Push the attachment down by extending the elbows until the arms reach full lockout at the thighs. The upper arms stay pinned throughout — they don't drift forward or back, and the elbows don't flare out. Squeeze the triceps at full extension for a one-second peak contraction. Let the cable pull the forearms back up under control to the starting position, with the elbows ending at roughly 90 degrees. The eccentric phase is where most of the muscle stimulus lives, so don't let the cable rip your arms back up.

Common mistakes

  • Letting the upper arms drift forward as the weight gets heavy. If the elbows move forward, the chest and shoulders are stealing work from the triceps.
  • Flaring the elbows out to the sides. Tuck them tight; the path stays straight up and down.
  • Leaning forward dramatically to use bodyweight. A slight lean is fine; folding forward is a different exercise.
  • Bouncing through full lockout instead of squeezing. The peak contraction is what builds the muscle.
  • Going too heavy and using a partial range. Drop the load and own the full extension.

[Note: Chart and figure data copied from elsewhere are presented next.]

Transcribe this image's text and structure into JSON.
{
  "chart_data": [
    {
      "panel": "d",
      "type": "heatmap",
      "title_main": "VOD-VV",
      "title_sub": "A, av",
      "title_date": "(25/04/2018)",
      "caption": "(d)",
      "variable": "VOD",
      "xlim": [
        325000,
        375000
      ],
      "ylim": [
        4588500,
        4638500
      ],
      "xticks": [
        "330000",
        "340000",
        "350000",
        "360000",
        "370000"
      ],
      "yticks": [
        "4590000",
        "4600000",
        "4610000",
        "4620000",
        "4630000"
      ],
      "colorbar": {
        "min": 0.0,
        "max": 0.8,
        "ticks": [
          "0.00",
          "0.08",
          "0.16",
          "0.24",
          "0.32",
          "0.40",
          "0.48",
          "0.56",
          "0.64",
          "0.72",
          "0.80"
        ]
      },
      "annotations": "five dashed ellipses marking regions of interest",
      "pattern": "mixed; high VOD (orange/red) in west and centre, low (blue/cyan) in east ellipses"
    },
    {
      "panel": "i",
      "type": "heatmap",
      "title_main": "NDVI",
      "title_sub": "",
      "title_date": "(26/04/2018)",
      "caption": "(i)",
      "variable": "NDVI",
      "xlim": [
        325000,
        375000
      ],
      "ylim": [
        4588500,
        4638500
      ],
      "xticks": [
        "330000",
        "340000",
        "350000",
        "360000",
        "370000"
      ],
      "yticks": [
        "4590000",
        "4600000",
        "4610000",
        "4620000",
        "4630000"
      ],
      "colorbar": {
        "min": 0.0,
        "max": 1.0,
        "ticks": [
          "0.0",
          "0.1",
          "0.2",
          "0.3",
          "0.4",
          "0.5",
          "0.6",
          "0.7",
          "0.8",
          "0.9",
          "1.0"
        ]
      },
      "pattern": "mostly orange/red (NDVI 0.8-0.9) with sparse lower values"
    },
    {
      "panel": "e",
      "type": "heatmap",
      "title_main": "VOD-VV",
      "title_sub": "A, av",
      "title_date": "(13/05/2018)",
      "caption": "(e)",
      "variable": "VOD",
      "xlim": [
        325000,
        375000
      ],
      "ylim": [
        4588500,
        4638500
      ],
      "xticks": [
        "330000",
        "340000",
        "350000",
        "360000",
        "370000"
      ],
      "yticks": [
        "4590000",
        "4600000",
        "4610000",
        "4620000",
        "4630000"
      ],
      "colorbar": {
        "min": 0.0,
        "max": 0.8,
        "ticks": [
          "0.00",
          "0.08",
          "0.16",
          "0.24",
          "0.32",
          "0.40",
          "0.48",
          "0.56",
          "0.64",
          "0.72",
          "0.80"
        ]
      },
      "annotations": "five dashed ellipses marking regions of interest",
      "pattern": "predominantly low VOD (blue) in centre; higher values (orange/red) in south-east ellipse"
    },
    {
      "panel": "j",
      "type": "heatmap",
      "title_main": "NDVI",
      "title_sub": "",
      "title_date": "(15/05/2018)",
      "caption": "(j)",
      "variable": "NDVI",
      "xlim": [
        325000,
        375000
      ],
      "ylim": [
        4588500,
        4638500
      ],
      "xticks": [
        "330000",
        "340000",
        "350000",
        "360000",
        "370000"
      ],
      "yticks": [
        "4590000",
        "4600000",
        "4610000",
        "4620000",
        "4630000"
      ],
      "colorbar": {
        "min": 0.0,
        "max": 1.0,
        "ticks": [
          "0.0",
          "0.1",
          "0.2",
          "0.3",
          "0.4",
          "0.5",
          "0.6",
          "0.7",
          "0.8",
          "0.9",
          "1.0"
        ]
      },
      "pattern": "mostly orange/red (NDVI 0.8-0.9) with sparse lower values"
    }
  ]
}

Progressions and regressions

Regress to band pushdowns at home, or to a lighter cable load until the elbow-pinned position is automatic. To progress, work pause pushdowns (2-second hold at full extension), single-arm pushdowns with a D-handle (great for working out side-to-side imbalances), reverse-grip pushdowns (palms up — biases the medial head), or rope pushdowns where you split the rope ends apart at the bottom.

Programming notes

Excellent triceps finisher after the main pressing work. 3-4 sets of 10-15 reps, two or three times a week. The pushdown tolerates higher volume than skull crushers or close-grip bench because it's gentler on the elbows. Use a drop set on the last set (heavy set, drop 30%, immediately rep to failure) for a brutal pump. Pair with overhead extensions to hit both ends of the triceps's loaded range.